By Marianne Lincoln
There has been another development proposed on the Brookdale Golf Course. I have yet to learn if the developer is aware of, or even cares if, there are wagon ruts from the northernmost route of the Oregon Trail there. Certainly, there is an official Oregon Trail marker on Brookdale Road in front of the Golf Course. Several years ago, when a development proposal was stopped, I was offered a golf cart and a chance to tour the premises, whereupon I took many photos.
The current proposal is in a postponement phase of indeterminate length. Neighbors discovered the presence of the development plans accidentally, not by notification. This is indeed a gripping reason that notification is urgently important for developments. The current County Council has a proposal in committee to change Title 18 Development Regulations that includes the stoppage of notification processes. If you never write to your council person, that alone is an extreme example of a time you need to speak up.
The Parkland Group has invited the developer to a public meeting on January 11, 2017 at 6:30 p.m. at Elmhurst Elementary School, 420 133rd St E, Tacoma, WA 98445. This will be an opportunity for them to explain the project and for the community to ask questions and you to request modifications that maintain our historic site.

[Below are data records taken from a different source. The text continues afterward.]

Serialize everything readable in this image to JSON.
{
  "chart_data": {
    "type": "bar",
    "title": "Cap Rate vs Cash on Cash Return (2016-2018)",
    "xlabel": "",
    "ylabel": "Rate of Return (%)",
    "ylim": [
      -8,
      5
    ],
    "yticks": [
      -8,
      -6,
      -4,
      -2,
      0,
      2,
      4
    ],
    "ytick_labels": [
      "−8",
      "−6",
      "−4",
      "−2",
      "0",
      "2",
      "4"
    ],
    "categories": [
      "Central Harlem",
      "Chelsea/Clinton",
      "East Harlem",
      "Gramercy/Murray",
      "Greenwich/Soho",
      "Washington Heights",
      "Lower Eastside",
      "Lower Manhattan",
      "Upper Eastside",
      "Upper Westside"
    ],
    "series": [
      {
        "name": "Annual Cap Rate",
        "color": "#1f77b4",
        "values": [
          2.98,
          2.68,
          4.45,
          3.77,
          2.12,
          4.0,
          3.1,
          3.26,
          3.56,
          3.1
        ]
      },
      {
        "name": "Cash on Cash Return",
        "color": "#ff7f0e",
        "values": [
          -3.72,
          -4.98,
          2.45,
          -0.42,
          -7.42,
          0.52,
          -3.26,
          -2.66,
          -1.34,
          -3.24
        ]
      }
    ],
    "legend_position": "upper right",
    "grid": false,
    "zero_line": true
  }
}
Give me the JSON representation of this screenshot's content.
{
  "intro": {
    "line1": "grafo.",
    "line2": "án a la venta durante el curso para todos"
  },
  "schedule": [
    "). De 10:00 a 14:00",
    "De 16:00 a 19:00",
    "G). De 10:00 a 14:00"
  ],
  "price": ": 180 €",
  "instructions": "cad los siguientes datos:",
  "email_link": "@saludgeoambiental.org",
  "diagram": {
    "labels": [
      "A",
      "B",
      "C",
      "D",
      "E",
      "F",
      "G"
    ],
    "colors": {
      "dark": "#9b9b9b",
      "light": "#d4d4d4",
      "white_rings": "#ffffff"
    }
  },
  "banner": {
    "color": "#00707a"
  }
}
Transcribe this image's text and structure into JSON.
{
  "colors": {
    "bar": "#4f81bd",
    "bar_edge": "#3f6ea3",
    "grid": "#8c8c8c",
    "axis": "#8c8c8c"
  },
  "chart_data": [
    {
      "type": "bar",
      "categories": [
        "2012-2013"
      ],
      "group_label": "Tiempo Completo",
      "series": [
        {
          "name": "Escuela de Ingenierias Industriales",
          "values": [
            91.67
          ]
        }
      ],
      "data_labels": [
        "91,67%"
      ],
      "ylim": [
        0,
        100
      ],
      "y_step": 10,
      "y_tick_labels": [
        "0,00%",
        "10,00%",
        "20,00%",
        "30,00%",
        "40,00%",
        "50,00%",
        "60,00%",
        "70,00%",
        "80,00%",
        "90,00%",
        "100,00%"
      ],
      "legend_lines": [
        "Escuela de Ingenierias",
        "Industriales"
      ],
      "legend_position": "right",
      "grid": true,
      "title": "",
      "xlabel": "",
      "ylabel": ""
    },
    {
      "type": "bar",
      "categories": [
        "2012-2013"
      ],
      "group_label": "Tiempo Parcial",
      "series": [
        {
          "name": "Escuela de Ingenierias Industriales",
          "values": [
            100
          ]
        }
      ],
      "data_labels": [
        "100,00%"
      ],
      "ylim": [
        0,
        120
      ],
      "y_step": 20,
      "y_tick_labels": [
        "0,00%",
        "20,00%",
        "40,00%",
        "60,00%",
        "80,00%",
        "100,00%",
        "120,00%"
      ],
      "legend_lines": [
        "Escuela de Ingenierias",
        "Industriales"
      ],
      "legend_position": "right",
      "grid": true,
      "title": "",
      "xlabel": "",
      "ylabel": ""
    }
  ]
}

The Longmire Party of 1853 was the first group to cross Naches Pass, the road was not even completed. The group had to wait at the top of the pass at the end of October 1853, slaughter 3 oxen, tan hides and create rope to let the wagons down the mountainside above Greenwater. The site of that wagon lowing is marked by Boy Scout made signs up on the #70 Road 2 miles above Greenwater on SR410. That group included the James Longmire family, the Benjamin Wright family, which settled on the land that became Marymount, and the Mahons, who owned the Donation Land Claim that is now the Brookdale Golf Course. The Christopher Mahon family welcomed new settlers and cared for them until they could establish their own homesteads. The Mahon family cemetery is located on the golf course. These facts are noted in most every Pierce County History book.